L'agencement énonciatif rehausse sous la plume de Šćepanović l'étrangeté de sa fable. Tandis que le soliloque malonien émane de l'intimité du personnage, appréhendé tout du long par son discours intérieur, l'organisation textuelle de La Bouche... creuse un écart non mesurable entre le protagoniste et la source inconnue de la voix narrative qui l'a pris en charge. L'appréhension du fugitif par le lecteur restera tributaire de cet écart qui maintient le second à distance. Si Beckett disjoint le je grammatical de Malone et son je entité psychique, dont la coïncidence s'avère problématique, Šćepanović refuse entièrement la première personne au fugitif. Ce dernier est toujours approché du dehors, tantôt par les poursuivants (texte en romain), tantôt par la voix blanche, anonyme et insituable, du narrateur relatant ses faits et gestes (en italique). Cette voix a beau véhiculer aussi la focalisation interne qui transmet les impressions et les pensées du fugitif, le désigner toujours à la troisième personne maintient une distance irréductible. Distance fort troublante,  de surcroît : ceux qui disent « nous » sont les meurtriers en puissance, auxquels le lecteur répugne à s'identifier ; inversement, l'altérité maximale au plan de l'énonciation est celle nous séparant de la victime, avec laquelle nous inclinerions pourtant à compatir.
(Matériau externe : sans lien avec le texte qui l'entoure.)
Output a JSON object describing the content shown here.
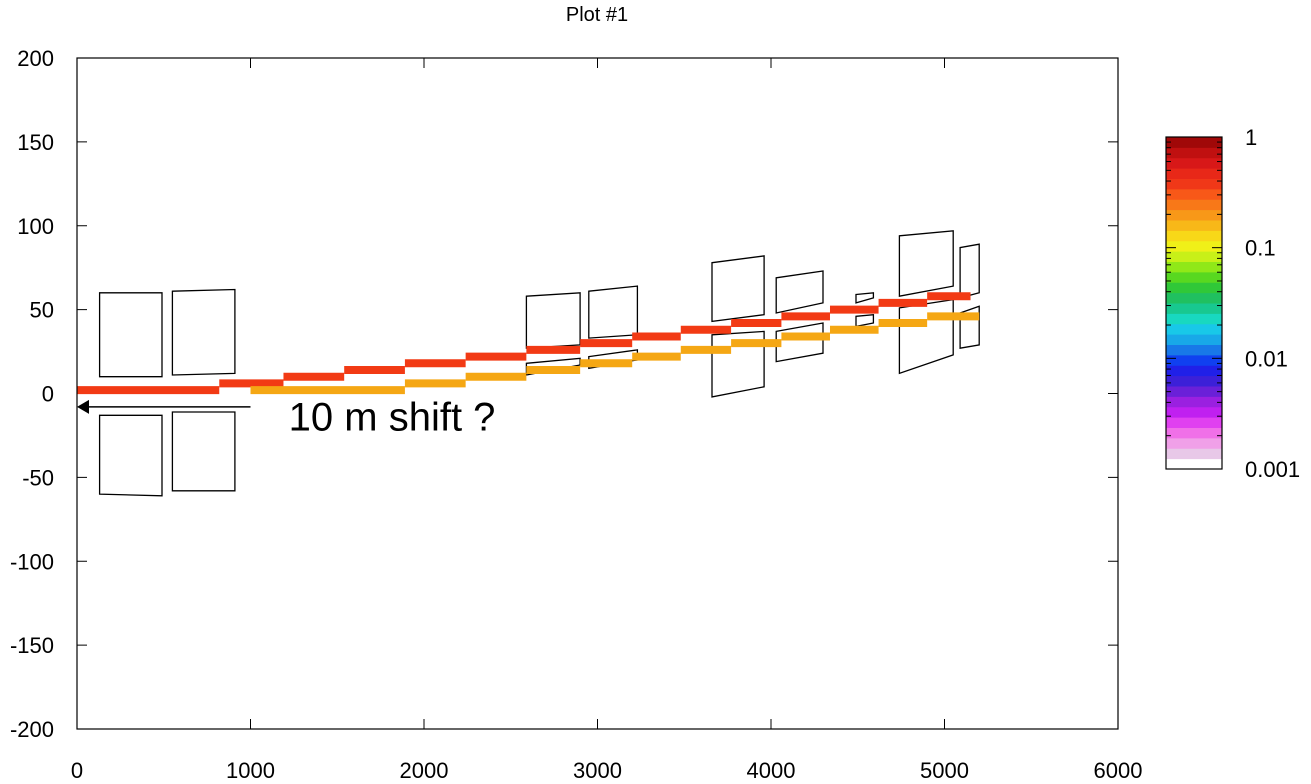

Tandis que le discours malonien se joue de lui-même et du lecteur, invitant ce dernier à entrer activement dans le jeu, l'écriture de Šćepanović n'assigne aucune place au lecteur, qui ne sait, comme on dit, 'où se mettre'. La force du texte tient pour partie à ce dispositif qui nous fait témoins de choses que nous ne devrions pas voir, confidents d'un quasi-meurtre et d'un quasi-suicide, spectateurs d'une cérémonie barbare mêlant chasse à l'homme sacrificielle et noces païennes avec la nature, hallali sauvage et rédemption secrète.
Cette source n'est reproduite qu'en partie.